Microsoft has released a Kusto Query Language(KQL) challenge for us to solve. It consists of five different challenges.
Lets take a look at the first challenge – “The rarest book is missing!”
One thing I’ve learned solving these cases is to carefully read the challenge description. A few clues that sticks out:
- Rarest book is missing – De Revolutionibus Magnis Data
- Published the year of – 1613
- The author is – Gustav Kustov
- RFID tags are useless as the one attached to our book is missing
- Weight of books and shelves are recorded
Objective – find the self the book is located on
Let us start by looking at the missing book itself. By running this query we’re able to get results about the book
Books | where book_title == "De Revolutionibus Magnis Data"

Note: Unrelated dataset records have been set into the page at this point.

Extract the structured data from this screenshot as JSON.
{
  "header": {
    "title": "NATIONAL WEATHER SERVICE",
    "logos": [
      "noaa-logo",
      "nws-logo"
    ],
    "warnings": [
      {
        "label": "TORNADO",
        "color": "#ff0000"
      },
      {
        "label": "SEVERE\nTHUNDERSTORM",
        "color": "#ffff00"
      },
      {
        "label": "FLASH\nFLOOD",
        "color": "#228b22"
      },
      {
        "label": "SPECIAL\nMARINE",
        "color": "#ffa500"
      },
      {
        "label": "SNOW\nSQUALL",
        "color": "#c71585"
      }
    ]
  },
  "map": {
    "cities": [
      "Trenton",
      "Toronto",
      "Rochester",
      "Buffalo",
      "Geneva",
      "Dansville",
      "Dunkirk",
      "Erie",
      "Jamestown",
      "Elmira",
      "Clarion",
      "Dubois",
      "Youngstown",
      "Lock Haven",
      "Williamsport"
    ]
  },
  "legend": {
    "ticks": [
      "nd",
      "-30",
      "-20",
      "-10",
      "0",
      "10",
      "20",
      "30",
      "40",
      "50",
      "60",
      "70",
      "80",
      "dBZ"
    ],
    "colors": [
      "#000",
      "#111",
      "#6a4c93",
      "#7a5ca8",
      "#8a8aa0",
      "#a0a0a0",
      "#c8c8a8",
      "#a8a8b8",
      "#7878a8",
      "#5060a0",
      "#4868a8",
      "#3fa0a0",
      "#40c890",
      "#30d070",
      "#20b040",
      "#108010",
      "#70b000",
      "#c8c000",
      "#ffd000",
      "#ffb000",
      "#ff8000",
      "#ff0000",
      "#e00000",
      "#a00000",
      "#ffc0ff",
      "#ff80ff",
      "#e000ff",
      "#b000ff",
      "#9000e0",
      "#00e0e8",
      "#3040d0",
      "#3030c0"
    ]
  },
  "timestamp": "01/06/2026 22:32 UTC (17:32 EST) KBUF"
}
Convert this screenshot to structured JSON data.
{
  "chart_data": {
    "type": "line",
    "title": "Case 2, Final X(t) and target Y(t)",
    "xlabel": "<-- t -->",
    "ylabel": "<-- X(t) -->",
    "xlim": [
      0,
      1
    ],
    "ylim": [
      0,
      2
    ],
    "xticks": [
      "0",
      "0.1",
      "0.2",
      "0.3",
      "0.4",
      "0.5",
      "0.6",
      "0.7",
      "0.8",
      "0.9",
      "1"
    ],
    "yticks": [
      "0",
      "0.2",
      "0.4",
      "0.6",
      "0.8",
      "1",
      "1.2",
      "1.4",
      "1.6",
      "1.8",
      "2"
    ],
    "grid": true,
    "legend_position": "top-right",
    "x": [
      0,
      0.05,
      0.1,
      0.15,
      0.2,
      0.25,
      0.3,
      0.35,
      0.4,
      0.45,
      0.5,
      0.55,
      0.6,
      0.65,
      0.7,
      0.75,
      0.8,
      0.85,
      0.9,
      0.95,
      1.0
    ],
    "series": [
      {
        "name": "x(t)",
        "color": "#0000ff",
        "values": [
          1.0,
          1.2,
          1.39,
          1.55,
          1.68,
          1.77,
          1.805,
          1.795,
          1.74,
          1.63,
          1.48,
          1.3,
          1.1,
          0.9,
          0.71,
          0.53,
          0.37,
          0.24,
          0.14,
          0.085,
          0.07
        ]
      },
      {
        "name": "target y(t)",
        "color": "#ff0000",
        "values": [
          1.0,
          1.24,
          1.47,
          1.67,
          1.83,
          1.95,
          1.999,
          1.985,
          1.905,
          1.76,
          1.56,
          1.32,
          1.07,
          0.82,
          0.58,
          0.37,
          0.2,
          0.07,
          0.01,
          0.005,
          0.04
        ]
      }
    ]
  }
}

The query outputs the book we need with some attributes; rf_id, book_title, publish_date, author, language, number_of_pages and weight_gram. If you notice we have the exact weight of the book in grams, this may become useful.
As we’re trying to locate which shelf the book is placed on, we need to take a look at what the shelves data looks like. To get insights into what kind of information a shelf has, run the following query
Shelves | top 100 by shelf
We’re seeing a unique shelf number, rf_ids of the books located on the shelf and total weight of the shelf with books. My first thought after running these queries was to try locate the book based on rf_id. Can it be that easy?

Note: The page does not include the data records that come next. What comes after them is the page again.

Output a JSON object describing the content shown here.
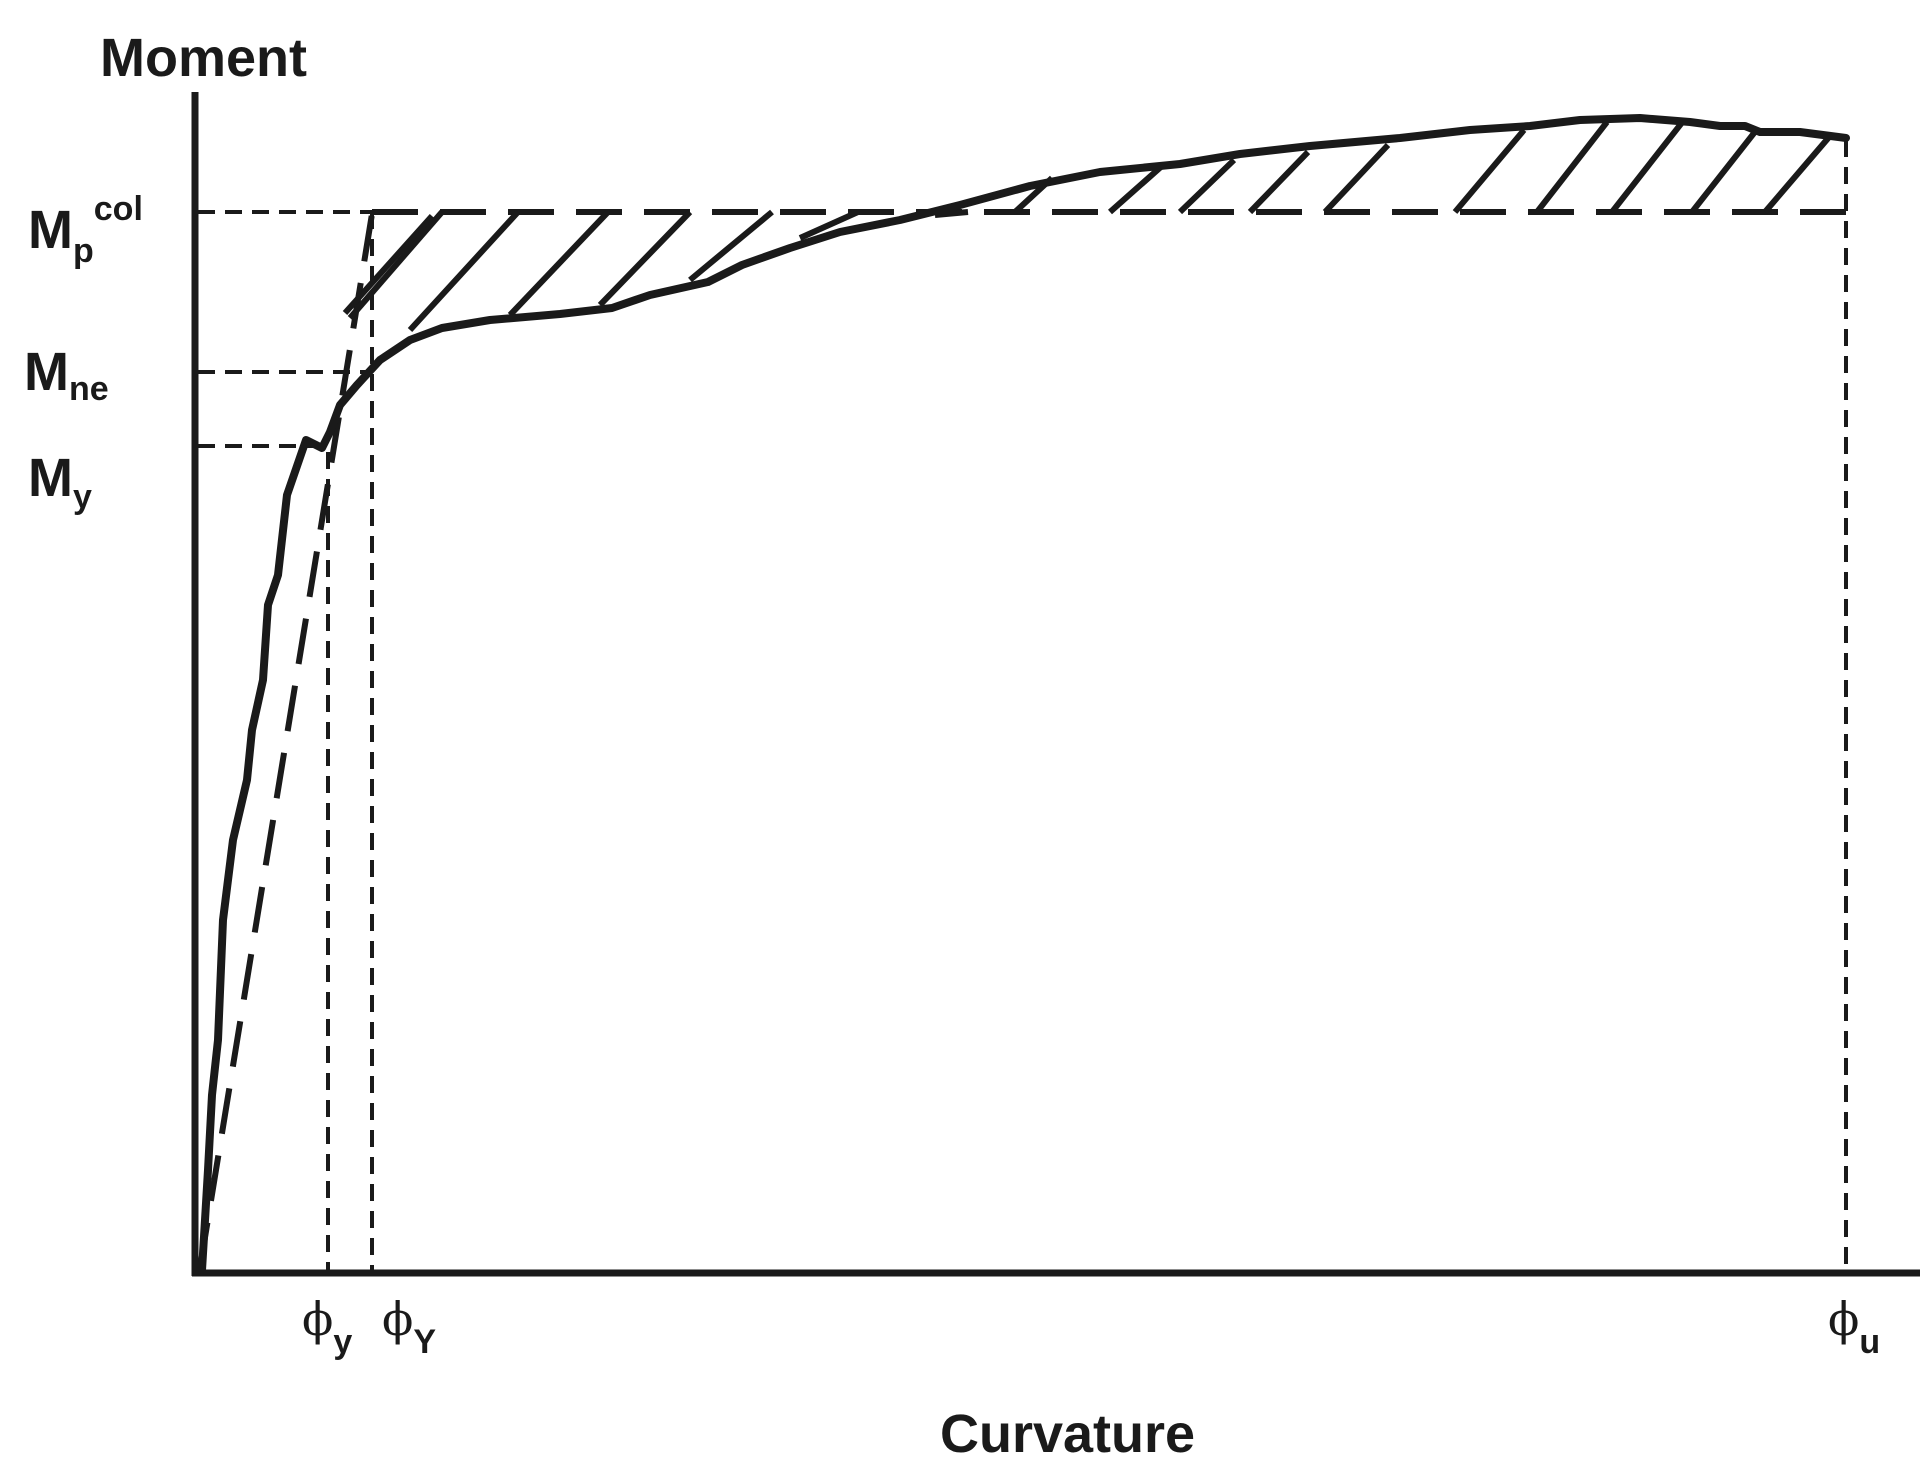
{
  "chart_data": {
    "type": "diagram",
    "ylabel": "Moment",
    "xlabel": "Curvature",
    "y_labels": {
      "Mp": {
        "main": "M",
        "sub": "p",
        "sup": "col"
      },
      "Mne": {
        "main": "M",
        "sub": "ne"
      },
      "My": {
        "main": "M",
        "sub": "y"
      }
    },
    "x_labels": {
      "phi_y": {
        "main": "ϕ",
        "sub": "y"
      },
      "phi_Y": {
        "main": "ϕ",
        "sub": "Y"
      },
      "phi_u": {
        "main": "ϕ",
        "sub": "u"
      }
    },
    "stroke_color": "#1a1a1a",
    "background": "#ffffff"
  }
}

Shelves | mv-expand rf_id = rf_ids to typeof(string) | lookup Books on rf_id | where rf_id == "0cbc13e0aa7d487e8e797d3de3823161"
Unfortunately not. Remember, the book is located on one of the shelves, but are missing the rf_id tag. So we’re unable to locate the self the book is located on by rf_id. So lets investigate the weight aspect. We have the total weight of each book as well as each self. Lets construct a query together –
We need to query the table Shelves. Our shelves rf_ids can consist of more than one book, so we need to convert it to a string. We then need to look up the book based on rf_id in order to sum the actual weight of the book in our shelves. Calculate the difference of shelves weight and aggrigated book weight. Finally filter on which shelf that has approximately our missing weight. My query is constructed as follows:
Shelves | mv-expand rf_id = rf_ids to typeof(string) | lookup Books on rf_id | summarize sum(weight_gram) by shelf, total_weight | project shelf, sum_weight_gram, margin = sum_weight_gram - total_weight | where margin < - 1000
This gives us the correct result! But why is that so? Let us deconstruct it!
Shelves – the table we’re querying
mv-expand – expanding the multi-value array into single records of type string
loopup – finds books based on the rf_ids in each shelf
summarize – produces a table that aggregates total weight by shelf as well as summarises actual total weight of the shelf measured by each book on the shelf
project – project and calculates columns. Projects shelf, actual weight of shelf and the margin between theoretical weight and actual weight.
where – spits out all records where the margin is less than – 1000 grams.
Our result consists of one shelf; 4242 where the margin is -1798 grams. This is the shelf the book is located! Congratulations, we’ve solved the challenge!